A couple of days ago I was driving into town. I took one of my favourite routes, more direct than the Valley road, but full of farms - the stuff this part of Ontario is made of.

I had to stop when I saw this lovely mum and her brand new baby. From all the signs you can tell that the calf was not more than half an hour old and very wobbly, obviously just barely on its feet. She has licked it clean, but the little babe is pretty weak after it's expulsion into the bright sun and chilly air.

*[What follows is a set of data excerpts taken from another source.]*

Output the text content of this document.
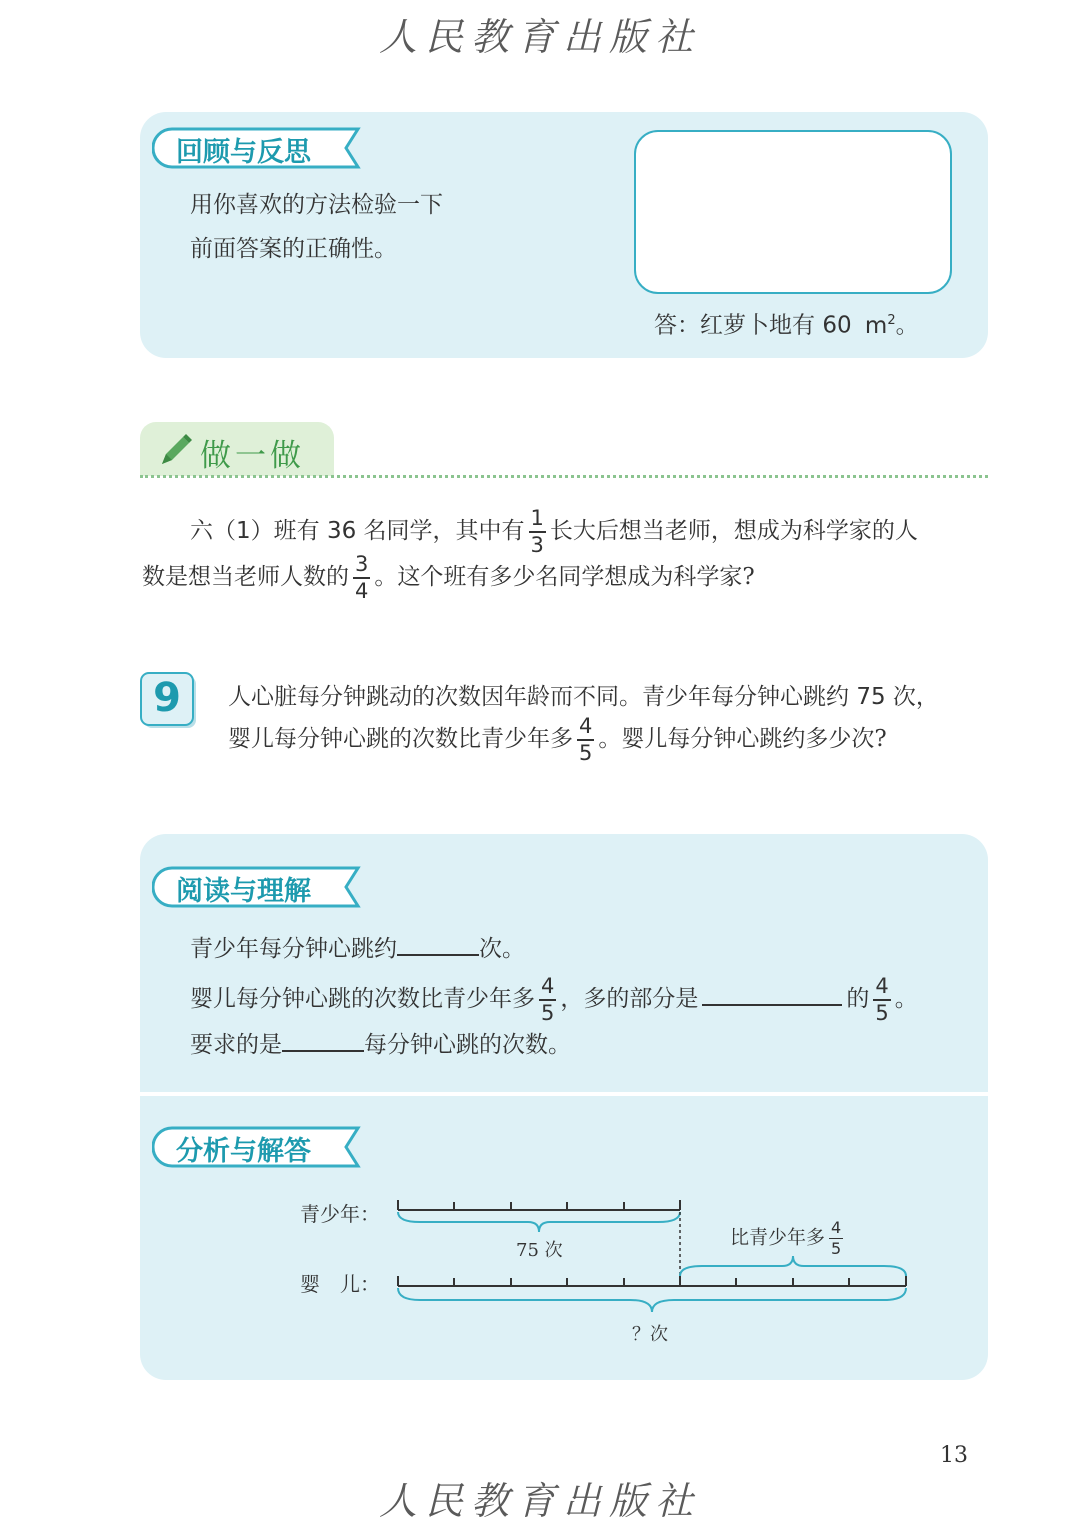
人民教育出版社
回顾与反思
用你喜欢的方法检验一下
前面答案的正确性。
答：红萝卜地有 60 $m^2$。
做一做
六（1）班有 36 名同学，其中有 $\frac{1}{3}$ 长大后想当老师，想成为科学家的人
数是想当老师人数的 $\frac{3}{4}$ 。这个班有多少名同学想成为科学家?
9	人心脏每分钟跳动的次数因年龄而不同。青少年每分钟心跳约 75 次，
婴儿每分钟心跳的次数比青少年多 $\frac{4}{5}$ 。婴儿每分钟心跳约多少次?
阅读与理解
青少年每分钟心跳约	次。
婴儿每分钟心跳的次数比青少年多 $\frac{4}{5}$ ，多的部分是	的 $\frac{4}{5}$ 。
要求的是	每分钟心跳的次数。
分析与解答
青少年：
婴　儿：
75 次
比青少年多 $\frac{4}{5}$
？次
13
人民教育出版社
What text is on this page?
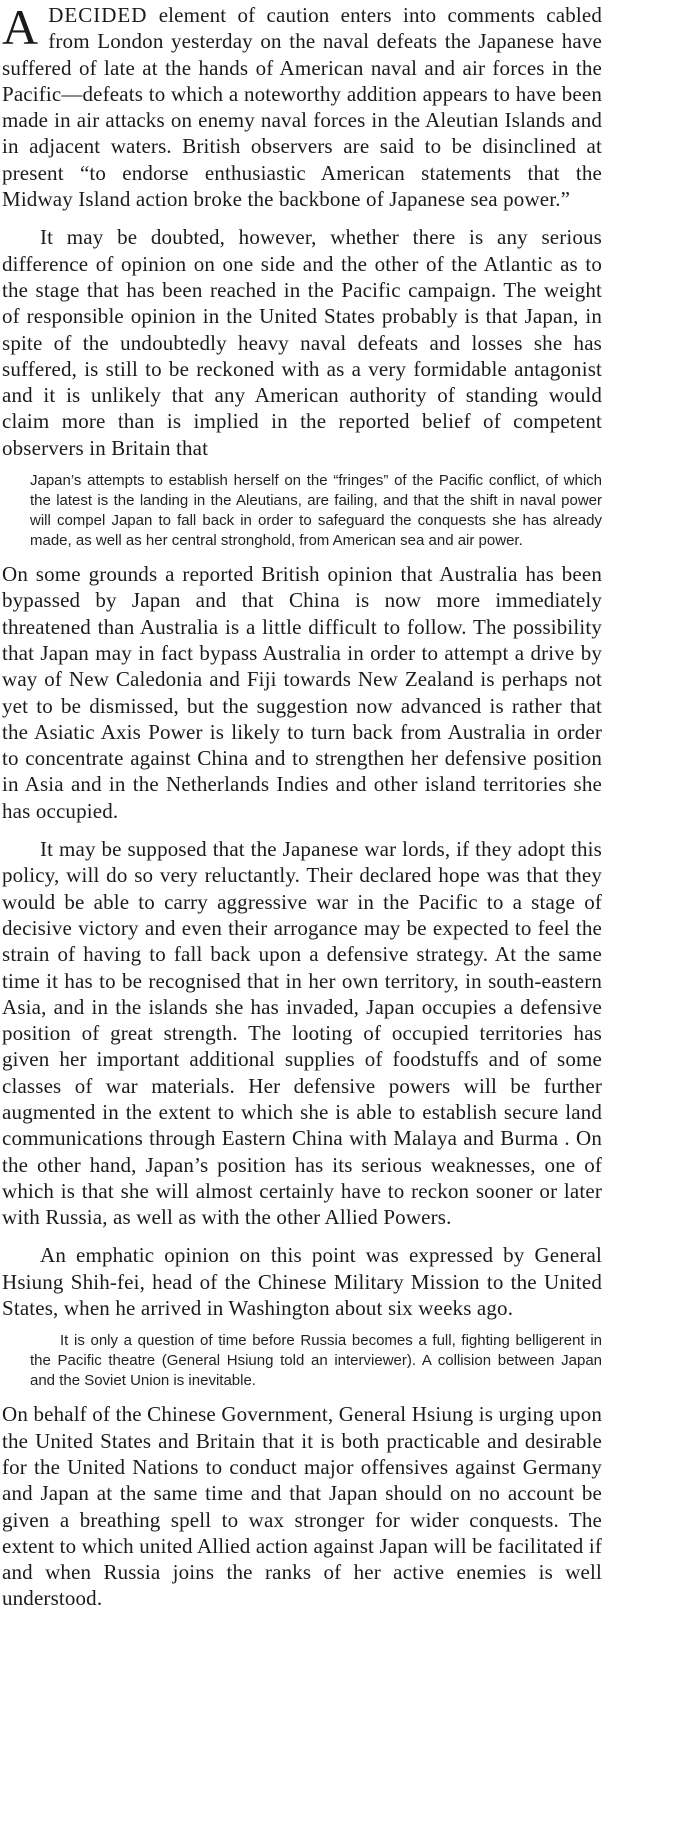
ADECIDED element of caution enters into comments cabled from London yesterday on the naval defeats the Japanese have suffered of late at the hands of American naval and air forces in the Pacific—defeats to which a noteworthy addition appears to have been made in air attacks on enemy naval forces in the Aleutian Islands and in adjacent waters. British observers are said to be disinclined at present “to endorse enthusiastic American statements that the Midway Island action broke the backbone of Japanese sea power.”

It may be doubted, however, whether there is any serious difference of opinion on one side and the other of the Atlantic as to the stage that has been reached in the Pacific campaign. The weight of responsible opinion in the United States probably is that Japan, in spite of the undoubtedly heavy naval defeats and losses she has suffered, is still to be reckoned with as a very formidable antagonist and it is unlikely that any American authority of standing would claim more than is implied in the reported belief of competent observers in Britain that

Japan’s attempts to establish herself on the “fringes” of the Pacific conflict, of which the latest is the landing in the Aleutians, are failing, and that the shift in naval power will compel Japan to fall back in order to safeguard the conquests she has already made, as well as her central stronghold, from American sea and air power.

On some grounds a reported British opinion that Australia has been bypassed by Japan and that China is now more immediately threatened than Australia is a little difficult to follow. The possibility that Japan may in fact bypass Australia in order to attempt a drive by way of New Caledonia and Fiji towards New Zealand is perhaps not yet to be dismissed, but the suggestion now advanced is rather that the Asiatic Axis Power is likely to turn back from Australia in order to concentrate against China and to strengthen her defensive position in Asia and in the Netherlands Indies and other island territories she has occupied.

It may be supposed that the Japanese war lords, if they adopt this policy, will do so very reluctantly. Their declared hope was that they would be able to carry aggressive war in the Pacific to a stage of decisive victory and even their arrogance may be expected to feel the strain of having to fall back upon a defensive strategy. At the same time it has to be recognised that in her own territory, in south-eastern Asia, and in the islands she has invaded, Japan occupies a defensive position of great strength. The looting of occupied territories has given her important additional supplies of foodstuffs and of some classes of war materials. Her defensive powers will be further augmented in the extent to which she is able to establish secure land communications through Eastern China with Malaya and Burma . On the other hand, Japan’s position has its serious weaknesses, one of which is that she will almost certainly have to reckon sooner or later with Russia, as well as with the other Allied Powers.

An emphatic opinion on this point was expressed by General Hsiung Shih-fei, head of the Chinese Military Mission to the United States, when he arrived in Washington about six weeks ago.

It is only a question of time before Russia becomes a full, fighting belligerent in the Pacific theatre (General Hsiung told an interviewer). A collision between Japan and the Soviet Union is inevitable.

On behalf of the Chinese Government, General Hsiung is urging upon the United States and Britain that it is both practicable and desirable for the United Nations to conduct major offensives against Germany and Japan at the same time and that Japan should on no account be given a breathing spell to wax stronger for wider conquests. The extent to which united Allied action against Japan will be facilitated if and when Russia joins the ranks of her active enemies is well understood.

I watched for some time, assuming the snoozing calf at the mum's side was also hers and that she'd been a busy girl.

The newest baby spent a lot of time first nuzzling mum's neck which is when I first noticed  them, then getting to the right spot and trying to find a nipple. In this image it's had success, only to lose it after a minute or two. Mum stood patiently, licking it occasionally and nuzzling it. What a moment!

When I returned a couple of hours later, I slowed at the field again and realized my error in thinking mum had had twins. Another big brown cowl had obviously given birth recently, maybe earlier that morning, to the snoozing calf, which was close to it's mother's head, snuggling into its mum. I watched while she licked her baby keeping a watchful eye on me at the time.

The first baby that I had seen earlier was just a bit less wobbly and still determined to get more milk. It continued to find a nipple, suck for a minute or two, lose it, then find another. It was determined to get a full meal. A fighter.

Yesterday I drove by again - yes, I confess, to check on my latest discovery. The two mothers were grazing happily with the older calf trying to graze as well. The younger baby was once more nuzzling mum's udder, but  with a bit more precision.

These are late calves it seems to me - many cattle are bred to have their young in spring, to be ready for fall auctions. However this is a small herd of purebred Charolais, to which three Highland cattle have been added.   These white, cream-coloured or beige cattle are beautiful to look at and it appears that this herd is special.

It will be fun to watch the calves grow, and perhaps to find out more about this particular herd.